In [None]:
import numpy as np
import basix
import matplotlib.pyplot as plt
from basix import CellType, ElementFamily, LagrangeVariant, LatticeType
import jax_pn
from jax.experimental import sparse
import jax.numpy as jnp
import jax
%load_ext autoreload
%autoreload 2
import jax
#jax.config.update("jax_enable_x64", True)

# Adjoint method with Autodiff partial derivatives

We define the adjoint variable $\boldsymbol{\lambda} \in \mathbb{R}^N$ as the solution to:
$$
    \left( \frac{\partial \boldsymbol{R}}{\partial \boldsymbol{x}} \right)^T \boldsymbol{\lambda} = \left( \frac{\partial f}{\partial \boldsymbol{x}} \right)^T
$$


This allows us to write the objective sensitivity as:
$$
    \frac{d f}{d \boldsymbol{\theta}} 
    = -\boldsymbol{\lambda}^T \frac{\partial \boldsymbol{R}}{\partial \boldsymbol{\theta}} + \frac{\partial f}{\partial \boldsymbol{\theta}}
$$

In this notebook, the adjoint method is implemented and compared to the finite difference method using the autodiff for the partial derivatives.

In [None]:
lagrange    = basix.create_element(ElementFamily.P, CellType.interval, degree= 5, lagrange_variant= LagrangeVariant.gll_warped)
N_max = 3
elements_per_cm = 10
regions = [
    (2.0, [20.0], np.array([[[0.0]]]), [20.0]),
    (1.0, [1.0],  np.array([[[0.0]]]),  [0.0]),
    (2.0, [0.0],  np.array([[[0.0]]]),  [0.0]),
    (1.0, [1.0],  np.array([[[0.9]]]), [1.0]),
    (2.0, [1.0],  np.array([[[0.9]]]), [0.0]),
]

adpn_prob = jax_pn.ADPN.ADPN_Problem.from_regions_per_cm(regions, elements_per_cm, N_max, lagrange, L_scat=0)
solution  = adpn_prob.Solve_Multigroup_System('vacuum',1)

#### Checking the residual

To check whether the residual was correctly implemented, we check it by comparing it with the matrix construction.

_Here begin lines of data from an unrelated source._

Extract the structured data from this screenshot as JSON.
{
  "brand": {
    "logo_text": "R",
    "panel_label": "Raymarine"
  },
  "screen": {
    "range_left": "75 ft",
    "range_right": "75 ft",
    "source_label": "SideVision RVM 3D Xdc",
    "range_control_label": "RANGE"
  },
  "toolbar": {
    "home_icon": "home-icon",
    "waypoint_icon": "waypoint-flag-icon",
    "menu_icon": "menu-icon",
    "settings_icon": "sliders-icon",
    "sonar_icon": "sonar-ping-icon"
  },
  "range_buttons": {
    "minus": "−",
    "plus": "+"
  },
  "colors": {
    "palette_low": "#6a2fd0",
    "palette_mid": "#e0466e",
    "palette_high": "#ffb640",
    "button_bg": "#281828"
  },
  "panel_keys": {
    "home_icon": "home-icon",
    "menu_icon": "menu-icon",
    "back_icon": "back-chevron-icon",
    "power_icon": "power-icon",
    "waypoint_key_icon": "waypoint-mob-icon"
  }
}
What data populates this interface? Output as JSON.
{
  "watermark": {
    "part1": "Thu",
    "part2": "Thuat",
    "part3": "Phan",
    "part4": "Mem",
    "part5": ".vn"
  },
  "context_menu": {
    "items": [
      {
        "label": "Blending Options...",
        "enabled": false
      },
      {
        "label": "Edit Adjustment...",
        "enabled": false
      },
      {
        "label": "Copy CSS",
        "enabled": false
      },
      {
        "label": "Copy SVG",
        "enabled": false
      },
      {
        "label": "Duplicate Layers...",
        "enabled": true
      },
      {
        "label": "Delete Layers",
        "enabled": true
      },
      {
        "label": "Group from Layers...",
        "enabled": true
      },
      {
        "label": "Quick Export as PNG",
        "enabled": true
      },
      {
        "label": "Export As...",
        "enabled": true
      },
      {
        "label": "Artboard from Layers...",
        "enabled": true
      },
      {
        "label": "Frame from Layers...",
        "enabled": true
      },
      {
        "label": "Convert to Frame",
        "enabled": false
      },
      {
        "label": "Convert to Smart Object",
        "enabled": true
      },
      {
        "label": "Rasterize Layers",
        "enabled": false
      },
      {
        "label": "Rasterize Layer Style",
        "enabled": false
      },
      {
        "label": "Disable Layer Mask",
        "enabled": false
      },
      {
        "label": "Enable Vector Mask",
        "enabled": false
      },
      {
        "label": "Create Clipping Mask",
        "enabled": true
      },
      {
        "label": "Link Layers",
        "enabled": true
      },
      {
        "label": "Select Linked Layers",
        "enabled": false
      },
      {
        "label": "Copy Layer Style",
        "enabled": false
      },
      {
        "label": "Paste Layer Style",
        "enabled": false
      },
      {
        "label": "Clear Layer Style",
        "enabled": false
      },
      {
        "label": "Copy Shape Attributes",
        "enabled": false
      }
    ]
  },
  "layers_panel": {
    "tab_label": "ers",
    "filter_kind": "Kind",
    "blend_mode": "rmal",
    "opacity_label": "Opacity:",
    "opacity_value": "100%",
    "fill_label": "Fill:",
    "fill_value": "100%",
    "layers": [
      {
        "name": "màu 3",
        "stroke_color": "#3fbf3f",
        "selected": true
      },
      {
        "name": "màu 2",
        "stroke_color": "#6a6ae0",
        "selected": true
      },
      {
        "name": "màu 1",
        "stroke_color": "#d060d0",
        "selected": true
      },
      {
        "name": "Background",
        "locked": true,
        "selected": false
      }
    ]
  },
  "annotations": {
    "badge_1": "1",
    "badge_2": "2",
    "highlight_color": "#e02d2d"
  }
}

We also check that $\partial R / \partial x$ reproduces the original finite-element matrix (including the augmented boundary conditions).

In [None]:
from jax_pn.ADPN import residualPN_jit, GlobalSettings
parameters_eg = {
    'sigma_t_i'       : adpn_prob.jax_sigma_t,
    'sigma_s_k_i_gg'  : adpn_prob.jax_sigma_s,
    'h_i'             : adpn_prob.jax_h_i,
    'q_i_k_j'         : adpn_prob.jax_q_i_k_j
}

def residual_naive(global_settings : GlobalSettings, matrix_settings, parameters, solution):
    data, rows, cols, bdata, brows = jax_pn.ADPN.total_matrix_assembly_vacuum_bcs_single_g_jit(global_settings, matrix_settings, parameters)
    total_dofs = global_settings.n_dofs_per_eg    
    
    indices = jnp.stack([rows, cols], axis=1)
    A_total = jax.experimental.sparse.BCOO((data, indices), shape=(total_dofs, total_dofs))
    b_cols = jnp.zeros_like(brows)
    b_indices = jnp.stack([brows, b_cols], axis=1)    
    b_total = jax.experimental.sparse.BCOO((bdata, b_indices), shape=(total_dofs, 1))        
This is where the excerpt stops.